On Thu, 2011-03-31 at 20:02 +0200, Jiri Bohac wrote:
[...]
> This last hunk does not look correct. In the default branch of
> the switch, you set len = 1, which means 
> 	p += 2; facilities_len -= 2.
> 
> The original code does 
> 	facilities_len--; p++;
> ... and it looks correct.
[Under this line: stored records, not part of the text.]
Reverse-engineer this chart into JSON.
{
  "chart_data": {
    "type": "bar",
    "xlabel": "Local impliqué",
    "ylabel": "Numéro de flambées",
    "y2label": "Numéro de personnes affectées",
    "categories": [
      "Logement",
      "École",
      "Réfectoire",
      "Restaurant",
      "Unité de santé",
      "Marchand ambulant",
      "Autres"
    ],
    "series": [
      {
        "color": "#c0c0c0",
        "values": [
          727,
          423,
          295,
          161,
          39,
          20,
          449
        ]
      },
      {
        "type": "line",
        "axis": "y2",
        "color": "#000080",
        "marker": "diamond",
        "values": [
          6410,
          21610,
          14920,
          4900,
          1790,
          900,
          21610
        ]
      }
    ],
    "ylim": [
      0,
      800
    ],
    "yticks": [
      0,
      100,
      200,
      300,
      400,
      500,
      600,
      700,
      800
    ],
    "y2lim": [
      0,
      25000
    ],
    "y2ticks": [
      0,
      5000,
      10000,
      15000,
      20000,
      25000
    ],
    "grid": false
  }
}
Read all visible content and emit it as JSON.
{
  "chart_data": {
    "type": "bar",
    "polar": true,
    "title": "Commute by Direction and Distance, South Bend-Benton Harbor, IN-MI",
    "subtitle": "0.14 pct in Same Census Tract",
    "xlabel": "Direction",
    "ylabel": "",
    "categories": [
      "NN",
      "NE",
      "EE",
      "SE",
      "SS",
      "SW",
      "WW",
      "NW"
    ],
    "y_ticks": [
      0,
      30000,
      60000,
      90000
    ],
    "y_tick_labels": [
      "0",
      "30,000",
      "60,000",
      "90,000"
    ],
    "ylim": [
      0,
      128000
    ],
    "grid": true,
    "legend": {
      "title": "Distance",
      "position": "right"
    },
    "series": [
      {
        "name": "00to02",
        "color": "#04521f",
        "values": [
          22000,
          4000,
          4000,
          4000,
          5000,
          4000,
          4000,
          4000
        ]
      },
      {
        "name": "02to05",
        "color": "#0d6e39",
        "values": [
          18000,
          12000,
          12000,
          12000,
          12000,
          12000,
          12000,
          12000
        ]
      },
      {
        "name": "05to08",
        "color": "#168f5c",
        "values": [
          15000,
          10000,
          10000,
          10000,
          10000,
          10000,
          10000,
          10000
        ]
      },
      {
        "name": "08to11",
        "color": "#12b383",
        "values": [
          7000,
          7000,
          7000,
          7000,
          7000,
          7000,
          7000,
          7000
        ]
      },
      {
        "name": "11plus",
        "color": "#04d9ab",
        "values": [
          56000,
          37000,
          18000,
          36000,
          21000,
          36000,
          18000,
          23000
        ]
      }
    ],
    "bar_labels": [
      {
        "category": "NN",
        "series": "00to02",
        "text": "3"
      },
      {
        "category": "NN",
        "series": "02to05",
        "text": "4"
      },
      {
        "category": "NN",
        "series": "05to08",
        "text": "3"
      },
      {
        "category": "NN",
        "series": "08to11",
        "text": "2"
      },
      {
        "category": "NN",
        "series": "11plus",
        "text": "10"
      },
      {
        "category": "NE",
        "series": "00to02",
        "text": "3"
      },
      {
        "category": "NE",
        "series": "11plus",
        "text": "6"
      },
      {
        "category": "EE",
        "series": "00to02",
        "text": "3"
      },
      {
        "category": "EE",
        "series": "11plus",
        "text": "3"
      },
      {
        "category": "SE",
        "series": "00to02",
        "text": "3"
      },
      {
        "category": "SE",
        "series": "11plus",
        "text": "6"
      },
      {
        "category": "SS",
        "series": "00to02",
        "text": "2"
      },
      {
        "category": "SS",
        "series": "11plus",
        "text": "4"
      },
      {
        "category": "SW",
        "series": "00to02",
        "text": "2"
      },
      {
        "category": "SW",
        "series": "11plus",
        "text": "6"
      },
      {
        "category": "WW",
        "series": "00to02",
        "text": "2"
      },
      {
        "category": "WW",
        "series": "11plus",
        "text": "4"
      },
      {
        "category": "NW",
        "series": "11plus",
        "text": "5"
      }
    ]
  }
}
So, to get the old behaviour back:
> 
> diff --git a/net/rose/rose_subr.c b/net/rose/rose_subr.c
> index f6c71ca..9777700 100644
> --- a/net/rose/rose_subr.c
> +++ b/net/rose/rose_subr.c
> @@ -418,7 +418,7 @@ int rose_parse_facilities(unsigned char *p, unsigned packet_len,
>  
>  		default:
>  			printk(KERN_DEBUG "ROSE: rose_parse_facilities - unknown facilities family %02X\n", *p);
> -			len = 1;
> +			len = 0;
>  			break;
>  		}

Yes, agreed.

> However, I wonder how much sense it makes to continue parsing the
> facilities if an unknown facility family appears. We don't know
> the length of its data, so we will interpret each 16 bytes a new
> facilities header, hopefully soon bailing out on *p != 0x00.
>
> In case of a long packet where every other byte is zero, the loop
> will spam the kernel log with the printk ... which could probably
> be classified as a security problem on its own. So how about the
> following instead? I have no idea if this breaks some rose
> specification, though. 
[...]

I don't know any more than you do; maybe Ralf knows or can find out.

Ben.

-- 
Ben Hutchings
Once a job is fouled up, anything done to improve it makes it worse.